Hinweis auf Stammrechtssatz
GRS wie Ra 2022/13/0070 B RS 2

Entscheidungstext

Betreff

Der Verwaltungsgerichtshof hat durch die Vorsitzende Senatspräsidentin Dr. Büsser und den Hofrat MMag. Maislinger sowie die Hofrätin Dr. Reinbacher als Richter, unter Mitwirkung der Schriftführerin Mag. Schramel, über die Revision des L in M, vertreten durch Dr. Gerald Zauner, Mag. Albrecht Zauner, Mag. Barbara Schachermayr und Dr. Christoph Koller, Rechtsanwälte Partnerschaft in 4020 Linz, Graben 21, gegen das Erkenntnis des Bundesfinanzgerichts vom , Zl. RV/5100155/2020, betreffend Haftung gemäß § 9 BAO, den Beschluss gefasst:

Spruch

Die Revision wird zurückgewiesen.

Begründung

1 Mit Bescheid vom zog das Finanzamt den Revisionswerber als Geschäftsführer der A GmbH für deren aushaftende Abgabenschuldigkeiten in Höhe von insgesamt 18.178,43 € zur Haftung heran.

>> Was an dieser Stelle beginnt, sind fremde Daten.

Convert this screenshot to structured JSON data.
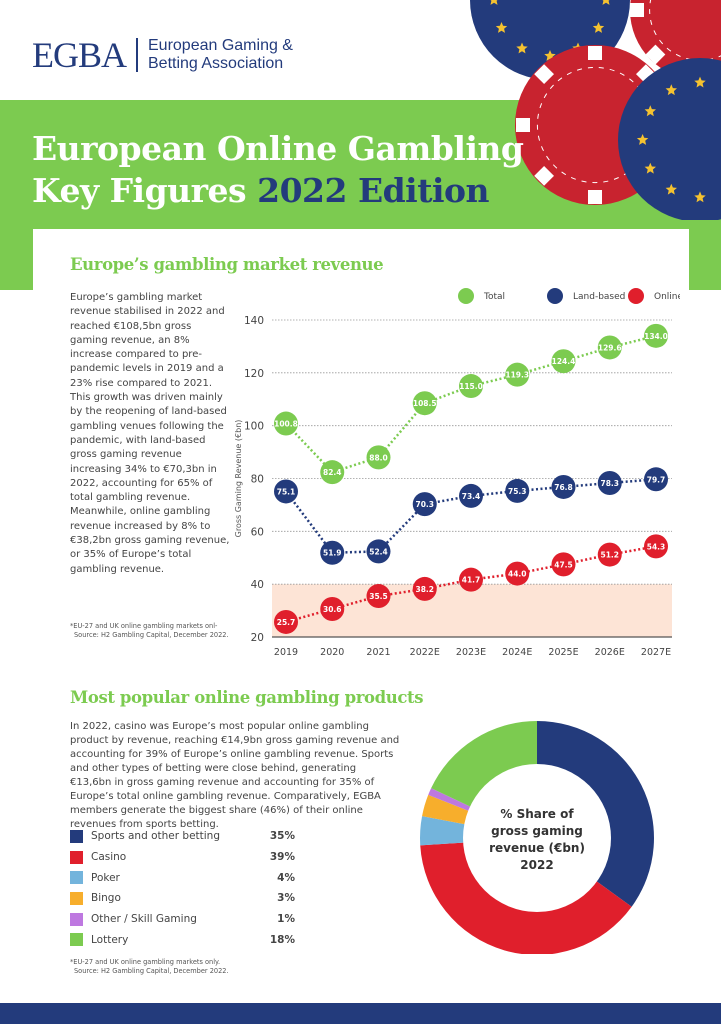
{
  "header": {
    "logo_mark": "EGBA",
    "org_line1": "European Gaming &",
    "org_line2": "Betting Association"
  },
  "title": {
    "line1": "European Online Gambling",
    "line2_a": "Key Figures ",
    "line2_b": "2022 Edition"
  },
  "colors": {
    "green": "#7ccb50",
    "navy": "#233b7c",
    "red": "#e01f2c",
    "poker": "#73b4dc",
    "bingo": "#f7ae2c",
    "other": "#be78e0",
    "band": "#fde4d6"
  },
  "section1": {
    "heading": "Europe’s gambling market revenue",
    "body": "Europe’s gambling market revenue stabilised in 2022 and reached €108,5bn gross gaming revenue, an 8% increase compared to pre-pandemic levels in 2019 and a 23% rise compared to 2021. This growth was driven mainly by the reopening of land-based gambling venues following the pandemic, with land-based gross gaming revenue increasing 34% to €70,3bn in 2022, accounting for 65% of total gambling revenue. Meanwhile, online gambling revenue increased by 8% to €38,2bn gross gaming revenue, or 35% of Europe’s total gambling revenue.",
    "note1": "*EU-27 and UK online gambling markets onl-",
    "note2": "Source: H2 Gambling Capital, December 2022."
  },
  "section2": {
    "heading": "Most popular online gambling products",
    "body": "In 2022, casino was Europe’s most popular online gambling product by revenue, reaching €14,9bn gross gaming revenue and accounting for 39% of Europe’s online gambling revenue. Sports and other types of betting were close behind, generating €13,6bn in gross gaming revenue and accounting for 35% of Europe’s total online gambling revenue. Comparatively, EGBA members generate the biggest share (46%) of their online revenues from sports betting.",
    "note1": "*EU-27 and UK online gambling markets only.",
    "note2": "Source: H2 Gambling Capital, December 2022."
  },
  "chart_data": [
    {
      "type": "line",
      "ylabel": "Gross Gaming Revenue (€bn)",
      "ylim": [
        20,
        140
      ],
      "yticks": [
        20,
        40,
        60,
        80,
        100,
        120,
        140
      ],
      "grid": true,
      "legend": "top-right",
      "shaded_band": [
        20,
        40
      ],
      "categories": [
        "2019",
        "2020",
        "2021",
        "2022E",
        "2023E",
        "2024E",
        "2025E",
        "2026E",
        "2027E"
      ],
      "series": [
        {
          "name": "Total",
          "color": "#7ccb50",
          "values": [
            100.8,
            82.4,
            88.0,
            108.5,
            115.0,
            119.3,
            124.4,
            129.6,
            134.0
          ]
        },
        {
          "name": "Land-based",
          "color": "#233b7c",
          "values": [
            75.1,
            51.9,
            52.4,
            70.3,
            73.4,
            75.3,
            76.8,
            78.3,
            79.7
          ]
        },
        {
          "name": "Online",
          "color": "#e01f2c",
          "values": [
            25.7,
            30.6,
            35.5,
            38.2,
            41.7,
            44.0,
            47.5,
            51.2,
            54.3
          ]
        }
      ]
    },
    {
      "type": "pie",
      "title_lines": [
        "% Share of",
        "gross gaming",
        "revenue (€bn)",
        "2022"
      ],
      "slices": [
        {
          "label": "Sports and other betting",
          "value": 35,
          "pct": "35%",
          "color": "#233b7c"
        },
        {
          "label": "Casino",
          "value": 39,
          "pct": "39%",
          "color": "#e01f2c"
        },
        {
          "label": "Poker",
          "value": 4,
          "pct": "4%",
          "color": "#73b4dc"
        },
        {
          "label": "Bingo",
          "value": 3,
          "pct": "3%",
          "color": "#f7ae2c"
        },
        {
          "label": "Other / Skill Gaming",
          "value": 1,
          "pct": "1%",
          "color": "#be78e0"
        },
        {
          "label": "Lottery",
          "value": 18,
          "pct": "18%",
          "color": "#7ccb50"
        }
      ]
    }
  ]
}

2 Der Revisionswerber erhob gegen diesen Bescheid Beschwerde. Er machte geltend, er sei zwar im angegebenen Zeitraum alleiniger Geschäftsführer der A GmbH gewesen, dies aber nur „auf dem Papier“. V habe alle Geschäfte geführt. Der Revisionswerber selbst sei nur als „einfacher Arbeiter“ tätig gewesen. Er sei nur einmal am Anfang der Gründung des Unternehmens zur Unterzeichnung beim Notar sowie einmal auf der Bank zur Kontoeröffnung sowie zum Schluss beim Verkauf des Unternehmens gewesen. Alle weiteren Schritte seien ihm nicht bekannt gegeben und auch nicht von ihm getätigt worden; insbesondere habe er keine Zahlungen getätigt. Auch sei ihm vom Steuerberater mitgeteilt worden, dass V mit der Unterschrift des Revisionswerbers Dokumente unterzeichnet habe.

3 Mit Beschwerdevorentscheidung vom wies das Finanzamt die Beschwerde als unbegründet ab.

4 Der Revisionswerber beantragte die Entscheidung durch das Bundesfinanzgericht. Er sei kroatischer Staatsbürger, er verfüge über keine Deutschkenntnisse. Die A GmbH sei über Initiative des V errichtet worden. Der Revisionswerber habe keine, zumindest keine vollständige Kenntnis davon gehabt, dass er zum Geschäftsführer bestellt worden sei. Der Revisionswerber sei nur als Bauarbeiter für die A GmbH tätig gewesen. Er habe über keine Zeichnungsberechtigung auf Bankkonten der Gesellschaft verfügt. Er habe für seine Arbeitsleistungen als Bauarbeiter lediglich Lohn bezogen, der von V zumeist in bar übergeben worden sei. Den Revisionswerber treffe kein Verschulden an der Uneinbringlichkeit der Abgabenverbindlichkeiten. Dem Revisionswerber sei zur Kenntnis gelangt, dass V einen Steuerberater mit der Buchführung und steuerlichen Vertretung für die A GmbH beauftragt habe. Der Revisionswerber habe daher darauf vertrauen dürfen, dass durch den Steuerberater alle Meldepflichten und Erklärungspflichten ordnungsgemäß erfüllt würden. Ein Anlass, die Einhaltung dieser Verpflichtungen zu überprüfen, habe nicht bestanden. Zwischenzeitig sei dem Revisionswerber auch bekannt geworden, dass V offenbar in der Vergangenheit diverse Urkunden mit dem (gefälschten) Namen des Revisionswerbers unterfertigt habe. Um welche Urkunden es sich dabei genau handle, sei dem Revisionswerber nicht bekannt. Mit einer ergänzenden Eingabe beantragte der Revisionswerber die Vernehmung von drei Zeugen (V, Notar B und Bankmitarbeiter Z) insbesondere zum Beweis seiner fehlenden Sprachkenntnisse; es werde beantragt, die Zeugen zur mündlichen Verhandlung zu laden.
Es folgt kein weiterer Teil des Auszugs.